Can My Ticket Expire Before I Make the Dock?

Personal Note: I played flute for six years in school and then stopped abruptly. I don't even remember the key positions anymore and it saddens me.

The most painful, hard-to-follow advice I've been given since starting a novel has been more or less along the lines of "Don't rush! Don't submit anything until you have made your book the best that can be." My 'advisers' know their stuff, either because they're already pros, or they've been around this particular block quite a few times and know where all the open manholes offer you a one-way trip into the sewer, but I am an incredibly impatient person. The waiting may kill me and if it does, you're all invited to my funeral.

Just in the last twenty-four hours agent Rachelle Gardner wrote a post about the practice of patience. Some parts of it lifted my spirits (Hey, everyone else's just like me, too!), and other made me feel as if eventual success is just another hopeless daydream.

This second part has much to do with the genre of book I write, paranormal YA. Yes, with series like the Twilight saga, those of Melissa Marr, Holly Black, and Libba Bray--all with supernatural themes--supernatural/paranormal YA is HOT, HOT, HOT right now. But the catch is the 'right now' bit. 'Right now' doesn't mean next year or the year after, and the book publishers and agents of today are looking for the reading trends of tomorrow because, guess what? Having a book accepted today doesn't mean it will show up on a shelf next week. I hear the average is closer to two years. So, theoretically, you've got to write two years in advance. What's going to be the 'in' thing for 2011?
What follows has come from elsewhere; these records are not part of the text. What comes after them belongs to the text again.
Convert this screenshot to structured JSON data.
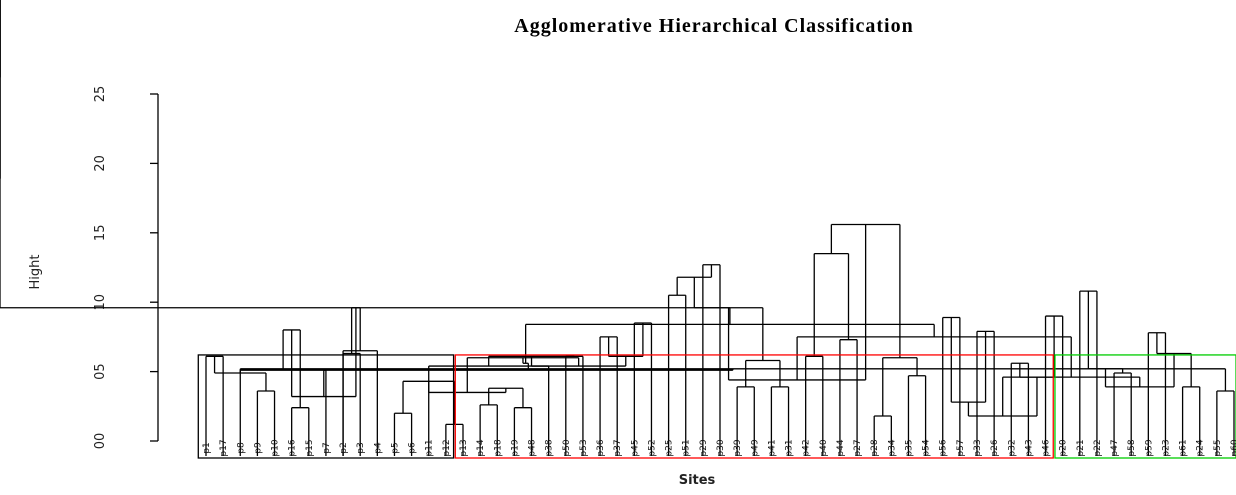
{
  "chart_data": {
    "type": "dendrogram",
    "title": "Agglomerative Hierarchical Classification",
    "xlabel": "Sites",
    "ylabel": "Hight",
    "ylim": [
      0,
      26
    ],
    "yticks": [
      0,
      5,
      10,
      15,
      20,
      25
    ],
    "ytick_labels": [
      "00",
      "05",
      "10",
      "15",
      "20",
      "25"
    ],
    "root_height": 26.2,
    "leaves": [
      "p1",
      "p17",
      "p8",
      "p9",
      "p10",
      "p16",
      "p15",
      "p7",
      "p2",
      "p3",
      "p4",
      "p5",
      "p6",
      "p11",
      "p12",
      "p13",
      "p14",
      "p18",
      "p19",
      "p48",
      "p38",
      "p50",
      "p53",
      "p36",
      "p37",
      "p45",
      "p52",
      "p25",
      "p51",
      "p29",
      "p30",
      "p39",
      "p49",
      "p41",
      "p31",
      "p42",
      "p40",
      "p44",
      "p27",
      "p28",
      "p34",
      "p35",
      "p54",
      "p56",
      "p57",
      "p33",
      "p26",
      "p32",
      "p43",
      "p46",
      "p20",
      "p21",
      "p22",
      "p47",
      "p58",
      "p59",
      "p23",
      "p61",
      "p24",
      "p55",
      "p60"
    ],
    "cut_height": 6.2,
    "clusters": [
      {
        "color": "#000000",
        "first_leaf": 0,
        "last_leaf": 14
      },
      {
        "color": "#ff0000",
        "first_leaf": 15,
        "last_leaf": 49
      },
      {
        "color": "#00cc00",
        "first_leaf": 50,
        "last_leaf": 60
      }
    ],
    "merges": [
      {
        "a": 0,
        "b": 1,
        "h": 6.1
      },
      {
        "a": 3,
        "b": 4,
        "h": 3.6
      },
      {
        "a": 5,
        "b": 6,
        "h": 2.4
      },
      {
        "a": 2,
        "b": 7,
        "h": 5.1
      },
      {
        "a": 8,
        "b": 9,
        "h": 6.3
      },
      {
        "a": 8,
        "b": 10,
        "h": 6.5
      },
      {
        "a": 11,
        "b": 12,
        "h": 2.0
      },
      {
        "a": 14,
        "b": 15,
        "h": 1.2
      },
      {
        "a": 16,
        "b": 17,
        "h": 2.6
      },
      {
        "a": 18,
        "b": 19,
        "h": 2.4
      },
      {
        "a": 13,
        "b": 20,
        "h": 5.4
      },
      {
        "a": 21,
        "b": 22,
        "h": 6.1
      },
      {
        "a": 23,
        "b": 24,
        "h": 7.5
      },
      {
        "a": 25,
        "b": 26,
        "h": 8.5
      },
      {
        "a": 27,
        "b": 28,
        "h": 10.5
      },
      {
        "a": 29,
        "b": 30,
        "h": 12.7
      },
      {
        "a": 31,
        "b": 32,
        "h": 3.9
      },
      {
        "a": 33,
        "b": 34,
        "h": 3.9
      },
      {
        "a": 35,
        "b": 36,
        "h": 6.1
      },
      {
        "a": 37,
        "b": 38,
        "h": 7.3
      },
      {
        "a": 39,
        "b": 40,
        "h": 1.8
      },
      {
        "a": 41,
        "b": 42,
        "h": 4.7
      },
      {
        "a": 43,
        "b": 44,
        "h": 8.9
      },
      {
        "a": 45,
        "b": 46,
        "h": 7.9
      },
      {
        "a": 47,
        "b": 48,
        "h": 5.6
      },
      {
        "a": 49,
        "b": 50,
        "h": 9.0
      },
      {
        "a": 51,
        "b": 52,
        "h": 10.8
      },
      {
        "a": 53,
        "b": 54,
        "h": 4.9
      },
      {
        "a": 55,
        "b": 56,
        "h": 7.8
      },
      {
        "a": 57,
        "b": 58,
        "h": 3.9
      },
      {
        "a": 59,
        "b": 60,
        "h": 3.6
      },
      {
        "a": 61,
        "b": 62,
        "h": 4.9
      },
      {
        "a": 63,
        "b": 64,
        "h": 8.0
      },
      {
        "a": 65,
        "b": 66,
        "h": 9.6
      },
      {
        "a": 67,
        "b": 68,
        "h": 4.3
      },
      {
        "a": 69,
        "b": 70,
        "h": 3.8
      },
      {
        "a": 71,
        "b": 72,
        "h": 6.1
      },
      {
        "a": 73,
        "b": 74,
        "h": 6.1
      },
      {
        "a": 75,
        "b": 76,
        "h": 11.8
      },
      {
        "a": 77,
        "b": 78,
        "h": 5.8
      },
      {
        "a": 79,
        "b": 80,
        "h": 13.5
      },
      {
        "a": 81,
        "b": 82,
        "h": 6.0
      },
      {
        "a": 83,
        "b": 84,
        "h": 2.8
      },
      {
        "a": 85,
        "b": 86,
        "h": 4.6
      },
      {
        "a": 87,
        "b": 88,
        "h": 5.2
      },
      {
        "a": 89,
        "b": 90,
        "h": 6.3
      },
      {
        "a": 91,
        "b": 92,
        "h": 5.2
      },
      {
        "a": 93,
        "b": 94,
        "h": 3.2
      },
      {
        "a": 95,
        "b": 96,
        "h": 3.5
      },
      {
        "a": 97,
        "b": 98,
        "h": 5.4
      },
      {
        "a": 99,
        "b": 100,
        "h": 9.6
      },
      {
        "a": 101,
        "b": 102,
        "h": 15.6
      },
      {
        "a": 103,
        "b": 104,
        "h": 1.8
      },
      {
        "a": 105,
        "b": 106,
        "h": 3.9
      },
      {
        "a": 107,
        "b": 108,
        "h": 5.1
      },
      {
        "a": 109,
        "b": 110,
        "h": 6.0
      },
      {
        "a": 111,
        "b": 112,
        "h": 4.4
      },
      {
        "a": 113,
        "b": 114,
        "h": 4.6
      },
      {
        "a": 115,
        "b": 116,
        "h": 5.6
      },
      {
        "a": 117,
        "b": 118,
        "h": 7.5
      },
      {
        "a": 119,
        "b": 120,
        "h": 8.4
      },
      {
        "a": 121,
        "b": 122,
        "h": 9.6
      },
      {
        "a": 123,
        "b": 124,
        "h": 18.9
      },
      {
        "a": 125,
        "b": 126,
        "h": 26.2
      }
    ]
  },
  "leaf_nodes_note_free": true
}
You can read trend projections, which could be wrong, and then work on a manuscript with them in mind, or you can keep working on your current baby and hope it makes it out of the hospital okay. You have to ask yourself why you write what you write. Did you begin this project hoping to be published (Rachelle also has a good blog post on that one, if you're willing to dig a bit through the archives), and if so, how much of your writing is contingent on accomplishing that goal? Love the book more, or the idea of publication?

For the first, the answer is simple, and grueling. Work your tookus off until the manuscript shines even in the darkest times of its genre. For the second, the answer's the same, because let's face it, once everyone else knows what's going to sell they'll jump on the bandwagon, too.